Personally I think it's all a bit of a storm in a teacup, and one that will probably do the young lady's career no harm at all, but one should note that both Strauss and Hofmannthal both had in mind a slim, boyish figure to play Octavian; the reasons for casting the role as a soprano were both physical and vocal. I do think that, whereas one might accept a slightly larger Sophie or Marschallin, it is much harder to get away with a little extra weight in a role like Octavian, or Cherubino.
I have seen quite a few Octavians in my time, both on stage and on video - Sena Jurinac, Agnes Baltsa, Anne Howells, Brigitte Fassbaender, among others - all slim, all physically believable and, as such, able to help us suspend disbelief and imagine Octavian really is a boy, though, if I'm honest, Jurinac does have something of the pantomime principal boy about her, which can also be a trap of the role. Anne Howells was actually the most convincingly boyish.

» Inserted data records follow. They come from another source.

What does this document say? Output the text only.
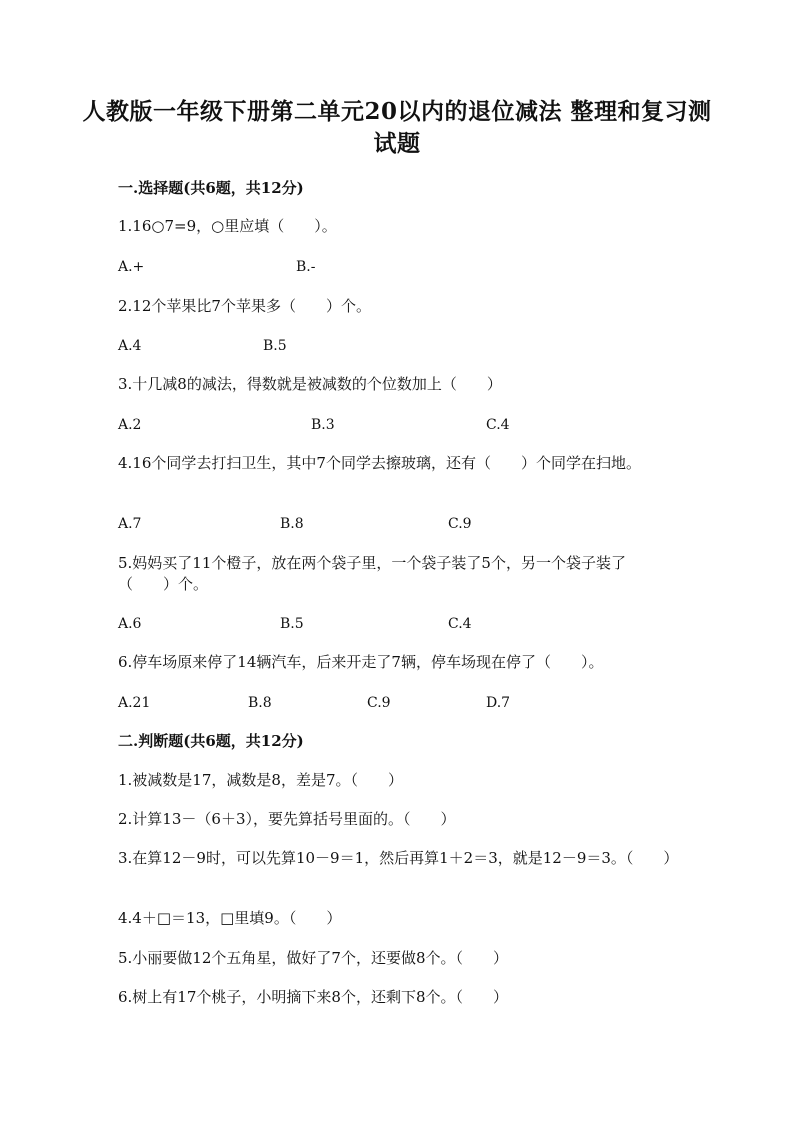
人教版一年级下册第二单元20以内的退位减法 整理和复习测试题
一.选择题(共6题，共12分)
1.16○7=9，○里应填（　　）。
A.+	B.-
2.12个苹果比7个苹果多（　　）个。
A.4	B.5
3.十几减8的减法，得数就是被减数的个位数加上（　　）
A.2	B.3	C.4
4.16个同学去打扫卫生，其中7个同学去擦玻璃，还有（　　）个同学在扫地。
A.7	B.8	C.9
5.妈妈买了11个橙子，放在两个袋子里，一个袋子装了5个，另一个袋子装了（　　）个。
A.6	B.5	C.4
6.停车场原来停了14辆汽车，后来开走了7辆，停车场现在停了（　　）。
A.21	B.8	C.9	D.7
二.判断题(共6题，共12分)
1.被减数是17，减数是8，差是7。（　　）
2.计算13－（6＋3），要先算括号里面的。（　　）
3.在算12－9时，可以先算10－9＝1，然后再算1＋2＝3，就是12－9＝3。（　　）
4.4＋□＝13，□里填9。（　　）
5.小丽要做12个五角星，做好了7个，还要做8个。（　　）
6.树上有17个桃子，小明摘下来8个，还剩下8个。（　　）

Size can matter sometimes, and others not. For instance I have the DVD of Caballe as Norma from Orange, where her size and relative immobility bother me hardly at all, whereas in a telecast from Japan of the famous Zeffirelli Covent Garden Tosca, it bothered me rather more. The set had a rather high parapet from which Tosca would jump to her death. I saw quite a few sopranos in this production, most of them much slighter figure. The final plunge to her death was meant to be a mad dash to the finish, but Caballe started her slow ascent to the parapet for her suicide much, much earlier than any of the other singers. The guards would have had to have been very slow indeed not to catch her. This is when suspending one's disbelief can be a problem.